Charliecloud appears to be a good choice for sites that are seeking scalability, but with strong requirements for runtime security. The Docker development environment and composition tools are also helpful for users on a learning curve for containerisation.
Further details on Charliecloud can be be found from the informative paper presented at Supercomputing 2017. Michael has provided a Charliecloud Vagrantfile to help people familiarise themselves with it. Charliecloud packages are expected to ship in the next major release of OpenHPC.
The Road Ahead
The ecosystem around container technology is rapidly evolving, and this is also true in the niche of HPC.
The Open Container Initiative
The tools for this niche are somewhat bespoke, but thanks to the efforts of the OCI to break down the established Docker tools into modular components, there is new scope to build a specialist solution upon a common foundation.
This initiative has brought about new innovation. Rootless RunC is an approach for using the runc tool for unprivileged container launch. This approach and its current limitations are well documented in the above link.
In a similar vein, the CRI-O project is working on a lightweight container runtime interface that displaces the Docker daemon from Kubernetes compute nodes, in favour of any OCI-compliant runtime.
Shifter, Charliecloud and Singularity are not OCI-compliant runtimes, as they predate OCI’s relativately recent existence. However, when the OCI's tools become suitably capable and mature they are likely be adopted in Charliecloud and Shifter.
Challenges for HPC
There are signs of activitiy around developing better support for RDMA in containerised environments. The RDMA Cgroup introduced in Linux 4.11 introduces support for controlling the consumption of RDMA communication resources. This is already being included in the spec for the OCI runtime.
RDMA isolation (for example, through a namespace) doesn’t seem to be currently possible. Current implementations can only pass-through the host’s RDMA context. This will work fine for HPC configurations with a scheduling policy not to share a compute node between workloads.
The greatest advantages of specialist solutions appear to address challenges that remain unique to scientific computing. For example:
- Scalable launch of containerised workloads. The approach taken by Singularity, Shifter and Charliecloud involves using a parallel filesystem for the distribution of the application container image. This addresses one of the major differences in use case and design. Distributing the container as a single image file also greatly reduces filesystem metadata operations.

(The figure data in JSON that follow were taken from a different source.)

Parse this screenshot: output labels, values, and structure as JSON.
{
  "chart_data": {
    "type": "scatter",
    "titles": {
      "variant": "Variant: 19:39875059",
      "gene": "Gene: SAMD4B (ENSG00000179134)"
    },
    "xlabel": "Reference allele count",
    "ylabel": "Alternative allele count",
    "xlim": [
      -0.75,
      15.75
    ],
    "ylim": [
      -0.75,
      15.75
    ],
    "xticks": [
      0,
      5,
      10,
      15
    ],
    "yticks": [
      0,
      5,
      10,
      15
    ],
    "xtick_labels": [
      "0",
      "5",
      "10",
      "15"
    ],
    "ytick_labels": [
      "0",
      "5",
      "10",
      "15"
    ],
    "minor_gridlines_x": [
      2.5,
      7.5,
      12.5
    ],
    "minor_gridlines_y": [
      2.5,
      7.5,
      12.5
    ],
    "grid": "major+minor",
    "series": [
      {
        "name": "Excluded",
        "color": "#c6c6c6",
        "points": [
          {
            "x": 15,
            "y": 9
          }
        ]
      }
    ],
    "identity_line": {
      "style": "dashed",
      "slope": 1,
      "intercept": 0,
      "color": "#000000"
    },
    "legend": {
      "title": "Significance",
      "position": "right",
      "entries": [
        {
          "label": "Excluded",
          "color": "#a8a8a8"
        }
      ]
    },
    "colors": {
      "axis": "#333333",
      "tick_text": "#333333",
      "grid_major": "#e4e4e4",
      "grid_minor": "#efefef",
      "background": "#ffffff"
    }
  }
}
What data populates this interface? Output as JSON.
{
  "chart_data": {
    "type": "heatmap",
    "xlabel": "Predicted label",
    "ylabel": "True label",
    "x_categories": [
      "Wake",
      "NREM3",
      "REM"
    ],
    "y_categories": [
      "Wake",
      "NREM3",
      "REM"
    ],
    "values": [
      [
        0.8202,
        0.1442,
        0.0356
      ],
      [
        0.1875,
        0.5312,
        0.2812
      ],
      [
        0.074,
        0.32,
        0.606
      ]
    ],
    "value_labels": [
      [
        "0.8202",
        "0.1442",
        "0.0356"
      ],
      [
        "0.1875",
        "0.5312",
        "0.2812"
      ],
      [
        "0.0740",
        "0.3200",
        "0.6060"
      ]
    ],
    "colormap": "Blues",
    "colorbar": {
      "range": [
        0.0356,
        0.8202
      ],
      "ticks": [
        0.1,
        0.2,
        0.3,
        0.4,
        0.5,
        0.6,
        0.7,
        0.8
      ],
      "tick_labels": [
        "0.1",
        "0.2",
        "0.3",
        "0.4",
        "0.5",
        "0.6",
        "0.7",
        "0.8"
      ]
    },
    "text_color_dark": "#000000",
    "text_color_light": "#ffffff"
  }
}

- Launching multi-node MPI applications in research computing containers. The Docker runtime creates complications with interacting with MPI's Process Management Interface. Shifter's innovation around replacing container MPI libraries with host MPI libraries is an intriguing way of specialising a generalised environment. Given multi-node MPI applications are the standard environment of conventional HPC infrastructure, running containerised applications of this form is likely to be a tightly specialised niche use case.
(Most) Paths Converge
A future direction in which HPC runtime frameworks for containerised applications have greater commonality with the de facto standard ecosystem around OCI and/or Docker's tools has considerable appeal. The development environment for Docker containers is rich, and developing rapidly. The output is portable and interchangeable between different runtimes. As Michael Jennings of Charliecloud says, “If we can all play in the same playground, that saves everyone time, effort and money”.
The HPCAC 2018 Swiss Conference brought together experts from all the leading options for containerised scientific compute, and was a rare opportunity to make side-by-side comparisons. Given the rapid development of this technology I am sure things will have changed again in time for the 2019 conference.